M. et Mme X produisent un courrier du président du conseil syndical de la copropriété du […], adressé le 4 mai 2011 à la mairie d’Orléans, rédigé comme suit':
«'Par lettre ci-dessus référencée, je vous demandai de nous faire savoir la suite donnée à la lettre RAR de notre syndic LAMY du 3 septembre 2010 sur l’insalubrité de certains logements de notre résidence.
Par carte «'administrative'», vous m’annonciez une réponse dans le mois à venir, soit fin avril 2011. Aujourd’hui 4 mai 2011, je n’ai rien reçu de votre part.
Je constate donc qu’en 8 mois, vous n’avez pris aucune mesure pour répondre à notre demande ni répondre à nos questions.
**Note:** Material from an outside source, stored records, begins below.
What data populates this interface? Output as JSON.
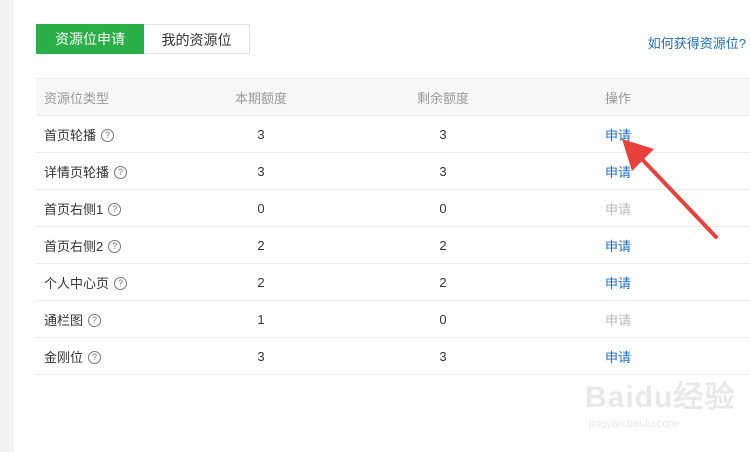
{
  "tabs": [
    {
      "label": "资源位申请",
      "active": true
    },
    {
      "label": "我的资源位",
      "active": false
    }
  ],
  "help_link": "如何获得资源位?",
  "table": {
    "headers": [
      "资源位类型",
      "本期额度",
      "剩余额度",
      "操作"
    ],
    "rows": [
      {
        "type": "首页轮播",
        "current": "3",
        "remaining": "3",
        "action": "申请",
        "enabled": true
      },
      {
        "type": "详情页轮播",
        "current": "3",
        "remaining": "3",
        "action": "申请",
        "enabled": true
      },
      {
        "type": "首页右侧1",
        "current": "0",
        "remaining": "0",
        "action": "申请",
        "enabled": false
      },
      {
        "type": "首页右侧2",
        "current": "2",
        "remaining": "2",
        "action": "申请",
        "enabled": true
      },
      {
        "type": "个人中心页",
        "current": "2",
        "remaining": "2",
        "action": "申请",
        "enabled": true
      },
      {
        "type": "通栏图",
        "current": "1",
        "remaining": "0",
        "action": "申请",
        "enabled": false
      },
      {
        "type": "金刚位",
        "current": "3",
        "remaining": "3",
        "action": "申请",
        "enabled": true
      }
    ]
  },
  "help_icon_glyph": "?",
  "watermark": {
    "main": "Baidu经验",
    "sub": "jingyan.baidu.com"
  },
  "colors": {
    "accent": "#2aae47",
    "link": "#1c6ec0",
    "disabled": "#bbbbbb",
    "arrow": "#e8403a"
  }
}
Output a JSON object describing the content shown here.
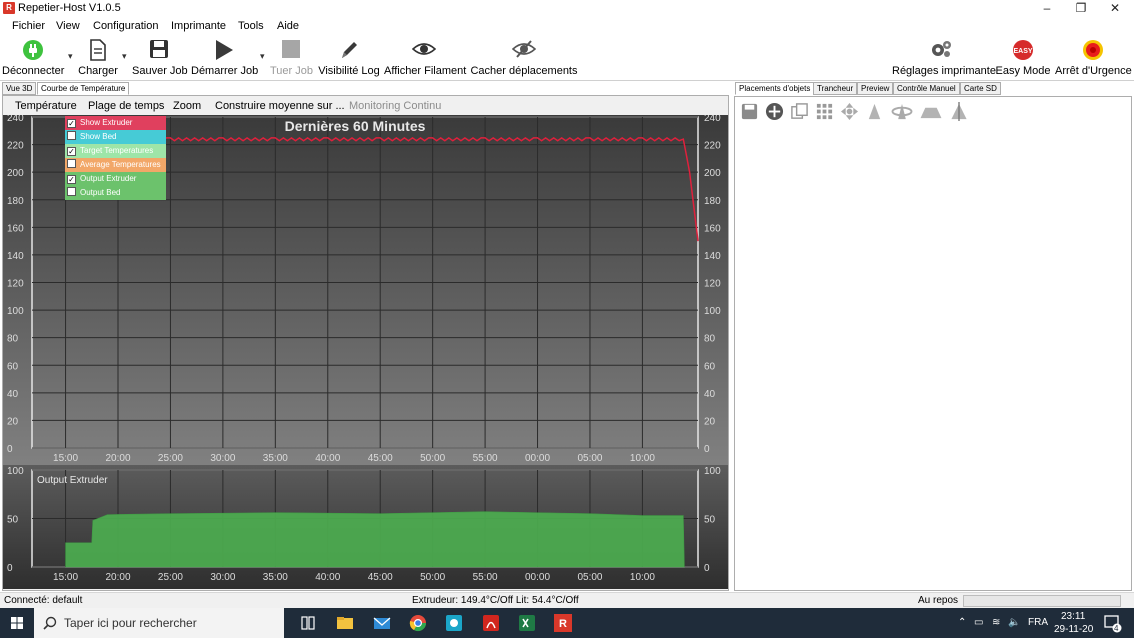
{
  "window": {
    "title": "Repetier-Host V1.0.5",
    "app_icon": "R"
  },
  "menu": [
    "Fichier",
    "View",
    "Configuration",
    "Imprimante",
    "Tools",
    "Aide"
  ],
  "toolbar": {
    "disconnect": "Déconnecter",
    "load": "Charger",
    "save_job": "Sauver Job",
    "start_job": "Démarrer Job",
    "kill_job": "Tuer Job",
    "log_visibility": "Visibilité Log",
    "show_filament": "Afficher Filament",
    "hide_moves": "Cacher  déplacements",
    "printer_settings": "Réglages imprimante",
    "easy_mode": "Easy Mode",
    "easy_badge": "EASY",
    "emergency_stop": "Arrêt d'Urgence"
  },
  "left_tabs": [
    "Vue 3D",
    "Courbe de Température"
  ],
  "temp_subtabs": [
    "Température",
    "Plage de temps",
    "Zoom",
    "Construire moyenne sur ...",
    "Monitoring Continu"
  ],
  "legend": [
    {
      "label": "Show Extruder",
      "checked": true,
      "color": "#e0405e"
    },
    {
      "label": "Show Bed",
      "checked": false,
      "color": "#46cbd6"
    },
    {
      "label": "Target Temperatures",
      "checked": true,
      "color": "#9ee5a8"
    },
    {
      "label": "Average Temperatures",
      "checked": false,
      "color": "#f2a768"
    },
    {
      "label": "Output Extruder",
      "checked": true,
      "color": "#6cc26c"
    },
    {
      "label": "Output Bed",
      "checked": false,
      "color": "#6cc26c"
    }
  ],
  "chart_data": [
    {
      "type": "line",
      "title": "Dernières 60 Minutes",
      "x_ticks": [
        "15:00",
        "20:00",
        "25:00",
        "30:00",
        "35:00",
        "40:00",
        "45:00",
        "50:00",
        "55:00",
        "00:00",
        "05:00",
        "10:00"
      ],
      "y_ticks": [
        0,
        20,
        40,
        60,
        80,
        100,
        120,
        140,
        160,
        180,
        200,
        220,
        240
      ],
      "ylim": [
        0,
        240
      ],
      "series": [
        {
          "name": "Show Extruder",
          "color": "#e0203c",
          "x": [
            0,
            2,
            2.5,
            5,
            10,
            15,
            20,
            25,
            30,
            35,
            40,
            45,
            50,
            55,
            58.9,
            59.5,
            60.5
          ],
          "values": [
            220,
            219,
            224,
            224,
            224,
            224,
            224,
            224,
            224,
            224,
            224,
            224,
            224,
            224,
            224,
            200,
            150
          ]
        }
      ]
    },
    {
      "type": "area",
      "title": "Output Extruder",
      "x_ticks": [
        "15:00",
        "20:00",
        "25:00",
        "30:00",
        "35:00",
        "40:00",
        "45:00",
        "50:00",
        "55:00",
        "00:00",
        "05:00",
        "10:00"
      ],
      "y_ticks": [
        0,
        50,
        100
      ],
      "ylim": [
        0,
        100
      ],
      "series": [
        {
          "name": "Output Extruder",
          "color": "#4caf50",
          "x": [
            0,
            2.5,
            2.6,
            4,
            10,
            20,
            30,
            40,
            50,
            55,
            58.9,
            59
          ],
          "values": [
            25,
            25,
            48,
            54,
            55,
            56,
            55,
            57,
            55,
            53,
            53,
            0
          ]
        }
      ]
    }
  ],
  "right_tabs": [
    "Placements d'objets",
    "Trancheur",
    "Preview",
    "Contrôle Manuel",
    "Carte SD"
  ],
  "status": {
    "connection": "Connecté: default",
    "temps": "Extrudeur: 149.4°C/Off Lit: 54.4°C/Off",
    "state": "Au repos"
  },
  "taskbar": {
    "search_placeholder": "Taper ici pour rechercher",
    "lang": "FRA",
    "time": "23:11",
    "date": "29-11-20",
    "notif_count": "4"
  }
}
J’attends donc dans les plus brefs délais que vous me fassiez un point sur une situation qui aurait dû vous alerter.
A toutes fins utiles, je vous signale que le propriétaire des lots concernés les met en vente et qu’un acte de vente doit être signé prochainement. Nous ne voulons pas que les problèmes soulevés du temps de l’actuel propriétaire se renouvellent avec le nouveau faute d’intervention de votre part et malgré nos demandes effectuées auprès du syndic pour que soit réalisé un état des lieux.
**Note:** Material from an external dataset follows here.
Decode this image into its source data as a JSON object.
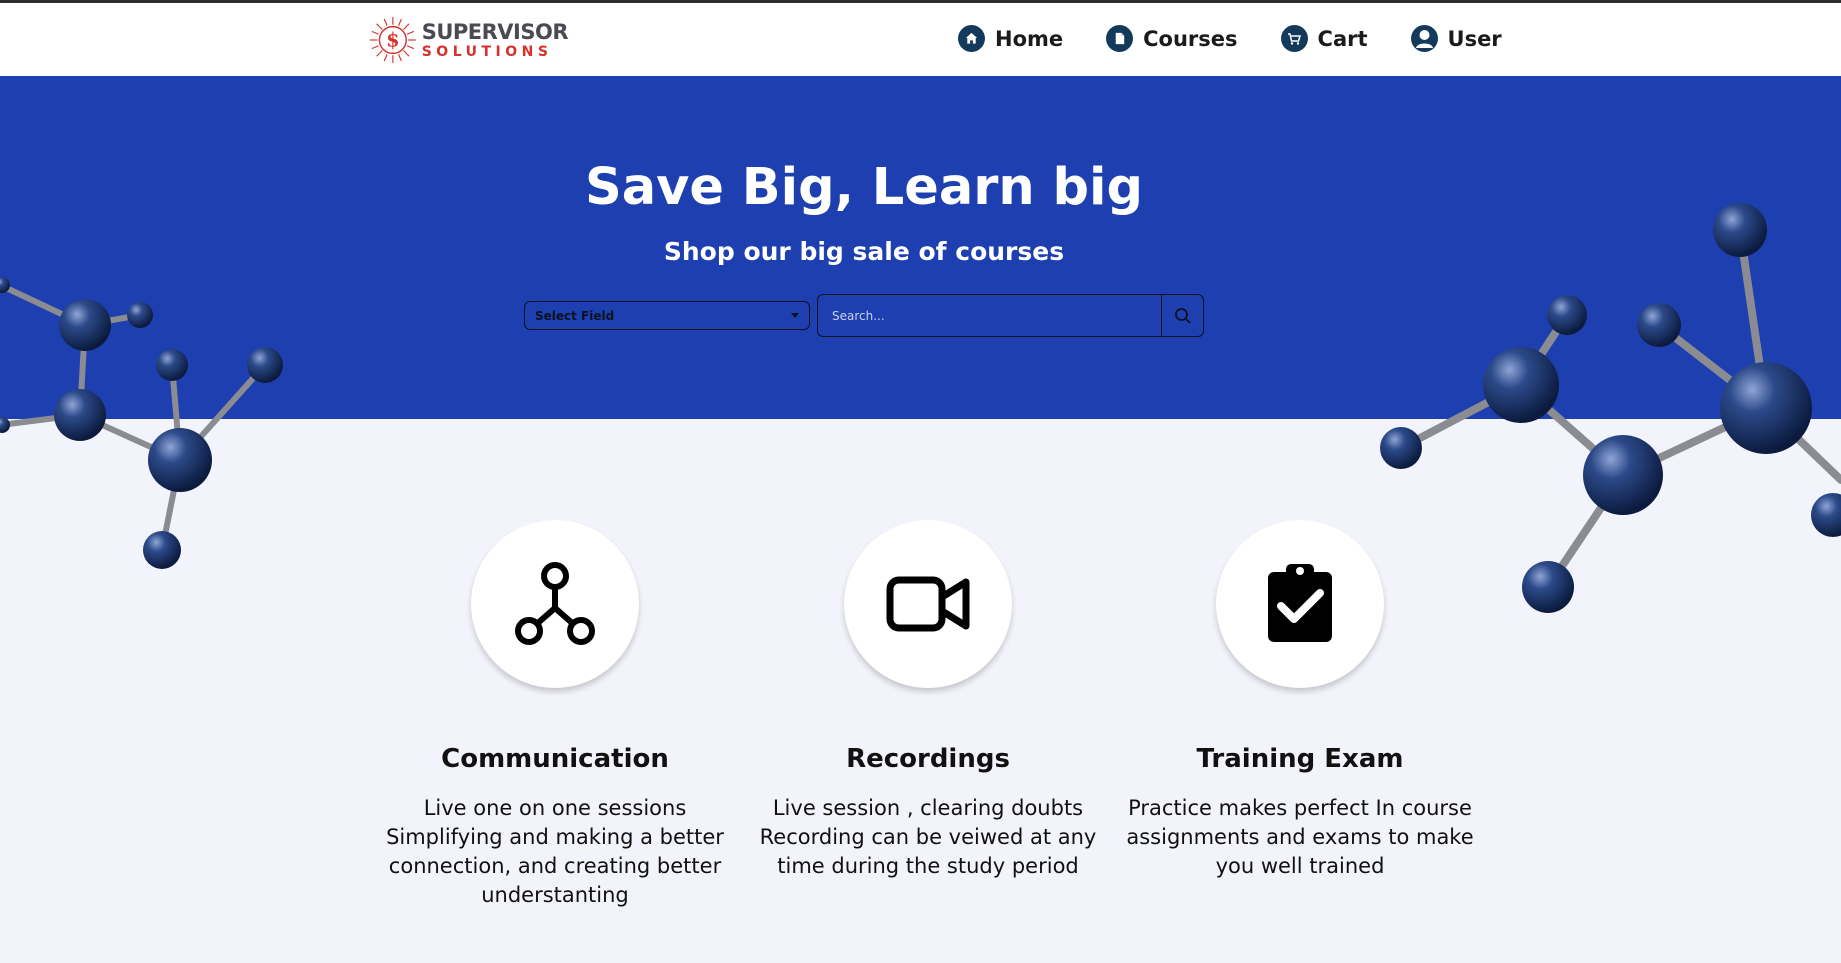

Je fais parvenir au notaire en charge de la rédaction de l’acte de vente copie des présentes, pour information.'»
Il n’est pas justifié de la transmission d’une copie de ce courrier au notaire rédacteur de l’acte de vente. En tout état de cause, cette lettre qui fait état d’un courrier précédent du syndic ne permettait pas au notaire de connaître d’une part le contenu de celui-ci, et d’autre part l’existence d’une quelconque procédure diligentée par l’administration relative à la salubrité des logements vendus par M. Y, alors qu’un délai de 8 mois s’était écoulé sans réaction des services communaux.
Enfin, M. et Mme X se prévalent d’un courrier adressé par le maire d’Orléans au président du conseil syndical de la copropriété du 13 rue Croix de bois, le 2 août 2011, comportant le passage suivant':
«'Vous avez interrogé le Pôle Environnement Hygiène de la Mairie d’Orléans sur les interventions réalisées sur certains logements appartenant à Monsieur Y au […] à Orléans.
[']
Seul un locataire a accepté cette visite. Celle-ci a fait l’objet de courriers auprès du propriétaire et de l’agence Lamy le 1er décembre 2010.
Le Pôle Environnement Hygiène a également saisi la Caisse d’Allocations Familiales du Loiret pour permettre une prise de contact avec d’éventuels locataires logeant dans ces studios.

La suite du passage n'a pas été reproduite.